Anyway, the long and indeterminate wait for the original policy holder to die is one of the soft spots in the viatical biz. Another is its association with fraudsters: viaticals rank in the top-ten of investment scams.

Many viatical (or life settlements) firms are on the up and up, including the charmingly named Life Partners Holdings. Sounds more like a dating service, no? Or relationship counseling. Which is what you get if you think that the url for Life Partners Holdings might be www.lifepartners.com.

Life Partners Holdings, however, is not without its own touchy-feely attributes. One of its community endeavors is helping out with an animal shelter. Nothing remarkable there. But another part of their community engagement is a little higher up on the odd-ball scale.

Life Partners, Inc. is proud to serve the community by offering free tours of the exquisite museum-quality Ice Age display at their local headquarters. Purchase of these artifacts has helped in funding the John Wood Ministry in Russia and also provided funds for future paleontological excavations. Children of all ages are encouraged to make a reservation today to see many fascinating items, including the 50,000 year old mammoth skull, skeletons of a woolly bison and rhinoceros, and the prized, full-size replica of a female woolly mammoth.

If I'm ever in Waco, Texas - which I fervently hope not to be - I (as a child of all ages) would definitely call for a reservation. Wooly bully, indeed.

Meanwhile, investors like the 52 year old woman mentioned in the WSJ article sits around tapping their feet - and shelling out more money to pay for what are now pretty costly premiums - waiting for the 89 year old policy holder to go the way of the wooly mammoth.

So viatical investing is not quite the no-brainer that one might imagine.

As the WSJ article warns:

Only people with ample financial assets should venture here. Much as with hedge funds, a Life Partners investor must have an annual income of at least $200,000 ($300,000 for a couple) and a net worth of $1 million or more.

"This is not a place for amateurs," says Doug Head, executive director of the Orlando, Fla.-based Life Insurance Settlement Association. "It's a high-risk investment that requires considerable sophistication."
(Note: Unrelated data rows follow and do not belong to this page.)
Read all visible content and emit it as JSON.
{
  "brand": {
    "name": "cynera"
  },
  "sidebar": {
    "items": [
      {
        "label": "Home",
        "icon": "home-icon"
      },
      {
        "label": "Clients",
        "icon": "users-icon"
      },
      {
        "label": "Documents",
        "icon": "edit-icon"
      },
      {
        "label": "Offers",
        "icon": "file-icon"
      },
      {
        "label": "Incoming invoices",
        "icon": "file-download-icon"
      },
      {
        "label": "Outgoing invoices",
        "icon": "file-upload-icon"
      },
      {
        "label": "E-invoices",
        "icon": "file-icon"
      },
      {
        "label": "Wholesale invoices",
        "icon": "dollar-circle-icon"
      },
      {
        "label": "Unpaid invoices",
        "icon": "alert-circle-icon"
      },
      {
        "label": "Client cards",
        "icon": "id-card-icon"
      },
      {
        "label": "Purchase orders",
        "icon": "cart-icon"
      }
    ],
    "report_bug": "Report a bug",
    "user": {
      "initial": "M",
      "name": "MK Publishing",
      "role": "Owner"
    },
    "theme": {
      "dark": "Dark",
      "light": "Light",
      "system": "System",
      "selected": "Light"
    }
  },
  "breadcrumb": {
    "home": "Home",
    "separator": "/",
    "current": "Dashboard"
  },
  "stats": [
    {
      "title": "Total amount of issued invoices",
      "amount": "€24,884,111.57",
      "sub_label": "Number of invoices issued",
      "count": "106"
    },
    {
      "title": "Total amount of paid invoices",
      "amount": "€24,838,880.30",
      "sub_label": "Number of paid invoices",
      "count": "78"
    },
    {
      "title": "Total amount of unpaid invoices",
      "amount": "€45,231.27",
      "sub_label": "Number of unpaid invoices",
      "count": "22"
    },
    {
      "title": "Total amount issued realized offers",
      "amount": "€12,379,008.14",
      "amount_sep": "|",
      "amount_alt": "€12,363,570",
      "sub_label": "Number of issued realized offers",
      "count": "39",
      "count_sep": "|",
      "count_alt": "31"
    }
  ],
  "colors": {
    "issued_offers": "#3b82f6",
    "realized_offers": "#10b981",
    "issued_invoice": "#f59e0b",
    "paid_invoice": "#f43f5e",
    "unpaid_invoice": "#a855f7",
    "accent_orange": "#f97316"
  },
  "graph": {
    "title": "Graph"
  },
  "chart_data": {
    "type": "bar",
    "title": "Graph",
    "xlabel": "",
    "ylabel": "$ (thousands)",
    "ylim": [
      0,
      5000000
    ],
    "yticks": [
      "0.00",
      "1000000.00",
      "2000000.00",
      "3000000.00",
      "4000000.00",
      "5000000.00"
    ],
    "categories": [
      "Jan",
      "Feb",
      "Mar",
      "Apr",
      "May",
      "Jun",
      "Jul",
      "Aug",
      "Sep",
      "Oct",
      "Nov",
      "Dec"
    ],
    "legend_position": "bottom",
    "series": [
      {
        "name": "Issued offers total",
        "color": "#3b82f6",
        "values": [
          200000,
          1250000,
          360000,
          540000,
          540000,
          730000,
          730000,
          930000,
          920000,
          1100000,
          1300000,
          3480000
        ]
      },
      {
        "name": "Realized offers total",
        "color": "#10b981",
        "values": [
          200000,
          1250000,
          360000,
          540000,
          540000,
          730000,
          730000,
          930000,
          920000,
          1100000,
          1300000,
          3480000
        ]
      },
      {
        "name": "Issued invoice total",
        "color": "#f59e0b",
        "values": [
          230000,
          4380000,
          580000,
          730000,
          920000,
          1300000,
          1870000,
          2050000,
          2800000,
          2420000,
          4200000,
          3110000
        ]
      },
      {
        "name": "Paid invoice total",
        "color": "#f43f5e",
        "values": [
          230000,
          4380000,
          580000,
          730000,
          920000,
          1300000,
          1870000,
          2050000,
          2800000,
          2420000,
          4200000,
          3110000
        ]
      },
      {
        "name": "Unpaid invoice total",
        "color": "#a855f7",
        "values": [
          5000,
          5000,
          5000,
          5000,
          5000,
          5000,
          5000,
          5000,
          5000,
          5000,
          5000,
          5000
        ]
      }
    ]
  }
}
It viaticals are no place for amateurs, we amateurs can take comfort in knowing that, amateur and professional alike, jaded sophisticate and naif, Hattie telling Matty or Matty telling Hattie, we may bet that we're going to live, but the really smart money says that, sooner or later, we're not.

And whether you're a viatical investor or the viaticalite yourself, for the most part, man (and woman) knoweth not their time.

1 comment:

valerie said...

If I weren't lazy, I could Google the story of a nice French man who years ago bought the home of an elderly lady. The terms called for her to live out her life in the home she'd known, but now didn't own. (I'm substituting rhyme for research ... did you notice?) Any way, not only did she go on to become the oldest woman in France ever, she long outlived the gentleman owner.